The aircraft was on route from Perth to Darwin via a refuelling stop in Broome. He overshot Broome and was running out of daylight, fuel and ideas, so opted to try to land on this salt flat. There was a crew of 4 US personnel and 2 Australian Army telegraphers.
"Any landing you can walk away from...". The wreckage is only about 20m inside the tree line and remarkably well preserved. All survived and were rescued by a Qantas flying boat about 4 days later. The hole in the side was made by a salvage crew retrieving cargo.
Back to the ship for afternoon tea. It's a rough life...
Where the Xplorer craft gets hauled aboard at the stern of the ship. Click on the 'Watch on YouTube' link on the right to view how it happens -->
Week 1, Day 7 (Cruise Day 4)
Xplorer: 6kms, Helicopter: 80kms, Ship: 120kms (O/night)
A big day today - On to the Xplorer for a short trip to the beach, then onto a helicopter for the 20 minute flight to Mitchell Falls. From there, just a short stroll from the landing site to one of the best views so far this trip. After that, lunch, a swim above the falls for those so inclined, and then the flight back to the beach. This is one of the few times we could actually go swimming as there are no salt water crocodiles above the falls.
(Above) Our favourite mode of transport! (Bell Jet Ranger)
(Lt) The pink line is about 40kms long.
Two videos of the helicopter flight to and from the Mitchell Falls. Flight in is 6:15; flight back is 5:25. In real life, it was about 20 minutes each way.

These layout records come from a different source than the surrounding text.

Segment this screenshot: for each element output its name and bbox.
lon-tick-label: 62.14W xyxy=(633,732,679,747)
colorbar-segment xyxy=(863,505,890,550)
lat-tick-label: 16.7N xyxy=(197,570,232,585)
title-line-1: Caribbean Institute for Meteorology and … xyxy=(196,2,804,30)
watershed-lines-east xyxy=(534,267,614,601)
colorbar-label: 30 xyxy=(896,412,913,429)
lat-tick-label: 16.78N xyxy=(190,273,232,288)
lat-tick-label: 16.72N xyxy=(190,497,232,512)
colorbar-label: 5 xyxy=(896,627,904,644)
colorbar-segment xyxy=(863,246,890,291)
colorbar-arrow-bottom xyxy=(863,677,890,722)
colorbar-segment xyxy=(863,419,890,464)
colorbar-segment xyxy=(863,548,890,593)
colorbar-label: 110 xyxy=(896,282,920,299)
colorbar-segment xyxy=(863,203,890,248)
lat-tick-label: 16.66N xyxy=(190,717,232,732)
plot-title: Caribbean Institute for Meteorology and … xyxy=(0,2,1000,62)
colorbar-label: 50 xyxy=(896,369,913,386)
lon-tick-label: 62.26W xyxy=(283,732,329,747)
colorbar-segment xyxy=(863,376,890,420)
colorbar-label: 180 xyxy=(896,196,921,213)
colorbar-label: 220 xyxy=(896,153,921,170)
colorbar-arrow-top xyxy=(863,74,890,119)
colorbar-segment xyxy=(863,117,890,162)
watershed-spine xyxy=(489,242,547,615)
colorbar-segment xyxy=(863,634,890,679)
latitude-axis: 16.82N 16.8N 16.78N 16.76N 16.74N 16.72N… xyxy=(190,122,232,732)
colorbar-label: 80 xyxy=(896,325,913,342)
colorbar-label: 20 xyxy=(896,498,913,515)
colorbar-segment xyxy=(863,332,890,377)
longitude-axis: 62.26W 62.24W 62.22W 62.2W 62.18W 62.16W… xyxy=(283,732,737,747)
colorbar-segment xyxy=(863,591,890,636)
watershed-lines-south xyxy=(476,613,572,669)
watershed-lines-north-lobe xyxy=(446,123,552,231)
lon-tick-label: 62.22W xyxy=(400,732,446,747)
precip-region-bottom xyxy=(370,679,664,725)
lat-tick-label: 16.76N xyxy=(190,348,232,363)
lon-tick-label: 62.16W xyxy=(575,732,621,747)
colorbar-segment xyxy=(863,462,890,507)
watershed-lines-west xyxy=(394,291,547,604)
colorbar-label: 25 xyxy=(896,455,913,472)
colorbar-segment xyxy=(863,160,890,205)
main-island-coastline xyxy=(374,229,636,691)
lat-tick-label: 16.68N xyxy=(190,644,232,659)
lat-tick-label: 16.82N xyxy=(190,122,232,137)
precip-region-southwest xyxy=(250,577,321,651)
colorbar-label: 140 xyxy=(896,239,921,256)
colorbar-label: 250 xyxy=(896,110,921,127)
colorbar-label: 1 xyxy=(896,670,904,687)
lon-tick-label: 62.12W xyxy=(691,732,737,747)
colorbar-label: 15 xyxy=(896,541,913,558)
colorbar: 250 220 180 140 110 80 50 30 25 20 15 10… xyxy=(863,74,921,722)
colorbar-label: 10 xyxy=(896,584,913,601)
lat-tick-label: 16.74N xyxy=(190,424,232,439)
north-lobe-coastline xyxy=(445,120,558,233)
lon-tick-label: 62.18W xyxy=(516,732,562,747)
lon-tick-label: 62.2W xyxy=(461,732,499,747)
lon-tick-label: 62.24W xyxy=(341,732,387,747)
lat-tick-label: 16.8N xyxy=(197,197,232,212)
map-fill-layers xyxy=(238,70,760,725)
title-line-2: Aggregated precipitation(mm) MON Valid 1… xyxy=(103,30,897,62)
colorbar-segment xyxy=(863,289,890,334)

Note there is no audio; you'll have to make all the whop-whop-whop... helicopter noises yourself! Suggest you use the 'Watch on YouTube' button for better resolution.

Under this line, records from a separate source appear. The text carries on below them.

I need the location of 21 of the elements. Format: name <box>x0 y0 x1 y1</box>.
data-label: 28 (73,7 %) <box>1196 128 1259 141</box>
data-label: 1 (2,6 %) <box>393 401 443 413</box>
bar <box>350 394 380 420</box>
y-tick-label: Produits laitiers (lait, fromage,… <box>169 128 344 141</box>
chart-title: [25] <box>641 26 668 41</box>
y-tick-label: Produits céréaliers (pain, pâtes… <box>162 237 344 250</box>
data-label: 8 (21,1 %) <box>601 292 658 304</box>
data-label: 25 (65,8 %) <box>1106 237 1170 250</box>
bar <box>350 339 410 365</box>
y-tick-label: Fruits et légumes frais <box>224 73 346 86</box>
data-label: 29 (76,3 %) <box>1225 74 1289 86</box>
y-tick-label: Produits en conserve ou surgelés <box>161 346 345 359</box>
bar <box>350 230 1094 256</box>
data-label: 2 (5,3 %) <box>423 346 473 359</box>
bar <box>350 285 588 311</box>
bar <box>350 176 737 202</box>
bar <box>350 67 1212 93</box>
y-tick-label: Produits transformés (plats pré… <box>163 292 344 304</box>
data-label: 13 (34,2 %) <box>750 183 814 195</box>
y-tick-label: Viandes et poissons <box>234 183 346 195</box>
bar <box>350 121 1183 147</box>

Mitchell Falls. There are actually 4 sets of falls, the first being out of sight at the top right of the screen, but unless you're airborne, it seems hard to get all four in at once.
The swimming hole and small rapids above the falls. Guaranteed 'salty' free.
Week 2, Day 1 (Cruise Day 5)
Xplorer: 6kms, Ship: 50kms (O/night)
An early start with breakfast before sunrise. There were two landings today but we gave the second one a miss (a Boab tree with 19th century naval grafitti from HMS Mermaid). The first one was a landing on Bigge Island which contains examples of both 'First Contact' and 'Wandjina' Aboriginal rock art.
Breakfast on the deck outside the dining room. As the ship stayed on Darwin time, sunrise was seemingly getting later every day.
Today's landing site on Wary Bay, Bigge Island. It's the 2nd largest island in the Bonaparte Archipelago.
Our expedition leader, Ashleigh, aka 'Dora the Explorer'.
These two seemed to be lost. (I'm only looking at my phone to see if I got a photo correctly! There's zero mobile signal out here. (Photo © Ashleigh)
Wary Bay, Bigge Island. All of the fissures along the cliff house Aboriginal rock art. The temperature in the caves and cracks was somewhere above 40°C and with very high humidity, so we took a break from viewing from time to time.
(Above) An example of Wandjina rock art. They are cloud and rain spirits.
(Rt) An example of 'First Contact' rock art. This represents the large hats that Dutch sailors used to wear, so presumably this art dates from the 17th Century. Other parts of the anatomy we'll leave to your imagination.
(Below) More Dutch sailors with big hats.